Marty Ligare, September 2020

In [1]:
import numpy as np
from scipy import stats

import urllib  # For importing file from URL

import matplotlib as mpl
import matplotlib.pyplot as plt
In [2]:
# Following is an Ipython magic command that puts figures in the  notebook.
%matplotlib notebook
        
# M.L. modifications of matplotlib defaults
# Changes can also be put in matplotlibrc file,
# or effected using mpl.rcParams[]
mpl.style.use('classic')
plt.rc('figure', figsize = (6, 4.5))    # Reduces overall size of figures
plt.rc('axes', labelsize=16, titlesize=14)
plt.rc('figure', autolayout = True)     # Adjusts supblot parameters for new size

Download data from URL

In [3]:
fn = urllib.request.urlopen('http://www.eg.bucknell.edu/~phys310/skills/data_analysis/correlation_1.dat')
values_tot = np.loadtxt(fn)
fn = urllib.request.urlopen('http://www.eg.bucknell.edu/~phys310/skills/data_analysis/correlation_2.dat')
values_bg = np.loadtxt(fn)

n_trials = len(values_tot)
In [4]:
plt.figure()
x = np.linspace(1,n_trials,n_trials)
plt.scatter(x, values_tot, color='r', label='signal + bg')
plt.scatter(x+n_trials, values_bg, label='background only')
plt.xlabel('trial')
plt.legend()
plt.ylim(0,40)
plt.grid();

Determine signal (with associated uncertainty)

In [5]:
mean_tot = np.mean(values_tot)
std_tot = np.std(values_tot)
mean_bg = np.mean(values_bg)
std_bg = np.std(values_bg)

alpha_tot = std_tot/np.sqrt(n_trials - 1)
alpha_bg = std_bg/np.sqrt(n_trials - 1)

signal = mean_tot - mean_bg
alpha_sig = np.sqrt(alpha_tot**2 + alpha_bg**2)
print('signal =',signal)
print('uncertainty in total = ', alpha_tot)
print('uncertainty in background =', alpha_bg)
print('uncertainty in signal =', alpha_sig)
signal = 19.92792973777987
uncertainty in total =  0.22237201029855114
uncertainty in background = 0.18490131044101177
uncertainty in signal = 0.2892020151503484

Result:

$ \mbox{signal} = 19.9 \pm 0.3 $

Now assume that same data came from an experiment in we are able to sample the 'noise' at the same time that we sample the 'total'

This isn't too far-fetched an idea.
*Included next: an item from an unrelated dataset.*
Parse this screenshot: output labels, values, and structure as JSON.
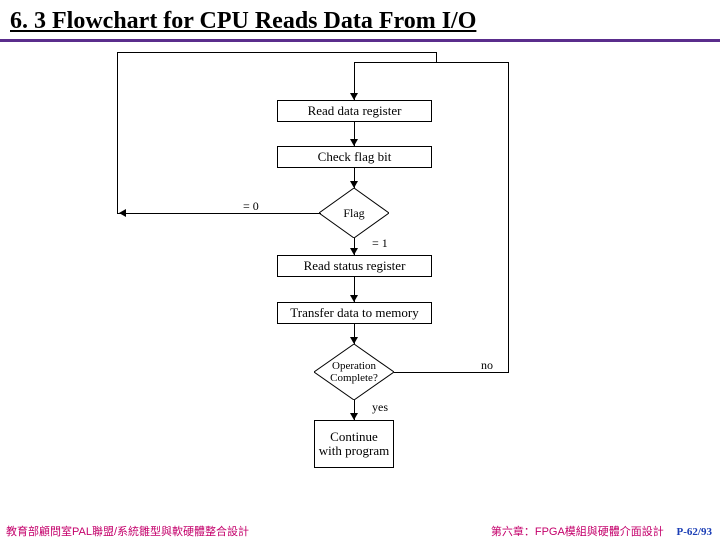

The total could be something like the light from a astronomical object as seen through a telecscope, and the background could be some measure of the ambient light, such as the dectected intensity in a different part of the same image.

Each data point is now associated with a specific value of the background. That is values_bg[0] is the background at the same time that the total recorded is values_tot[0], etc.

How does this affect your approach to determining the value of the signal?

In [6]:
plt.figure()
x = np.linspace(1,n_trials,n_trials)
plt.scatter(x, values_tot, color='r', label='signal + bg')
plt.scatter(x, values_bg, label='background only')
plt.xlabel('trial')
plt.legend()
plt.ylim(0,50)
plt.grid();

We can now analyze the data in a different way:

  • calculate 100 individual values for the signal, $s_i$
  • calculate $\bar{s}$, the average of this set of values
  • calculate $\sigma_s$, the standard deviation of this set of values,
  • calculate $\alpha_s$, the standard error of the derived signal
In [7]:
values_sig = values_tot - values_bg
mean_sig = np.mean(values_sig)
std_sig = np.std(values_sig)
alpha_sig = std_sig/np.sqrt(n_trials -1)
print('signal mean =', mean_sig)
print('uncertainty = ', alpha_sig)
signal mean = 19.92792973777987
uncertainty =  0.09872660912478129

Results:

In this scenario, I find that the signal is

$\mbox{signal} = 19.0 \pm 0.1$

Notice that the uncertainty is reduced by a factor of 3!

Correlated data

The data is obviously correlated. When the noise is higher than average, we wouldn't be surpised to find the meausured total to be higher than average too. But the correlation isn't perfect because there is random noise on the signal as well as the background.

Another way to see that the data is correlated is to make a scatter plot of the measured total vs. the measured background.

In [8]:
plt.figure()
plt.scatter(values_bg,values_tot)
plt.xlabel('background')
plt.ylabel('total (signal + background)');

This is an example of highly correlated data, with a correlation coefficient close to 1. (See discussion in H&H starting in the last paragraph of p. 94 and continuing onto p. 95.) The total increases with increasing background, indicating that the correlation coefficient is positive.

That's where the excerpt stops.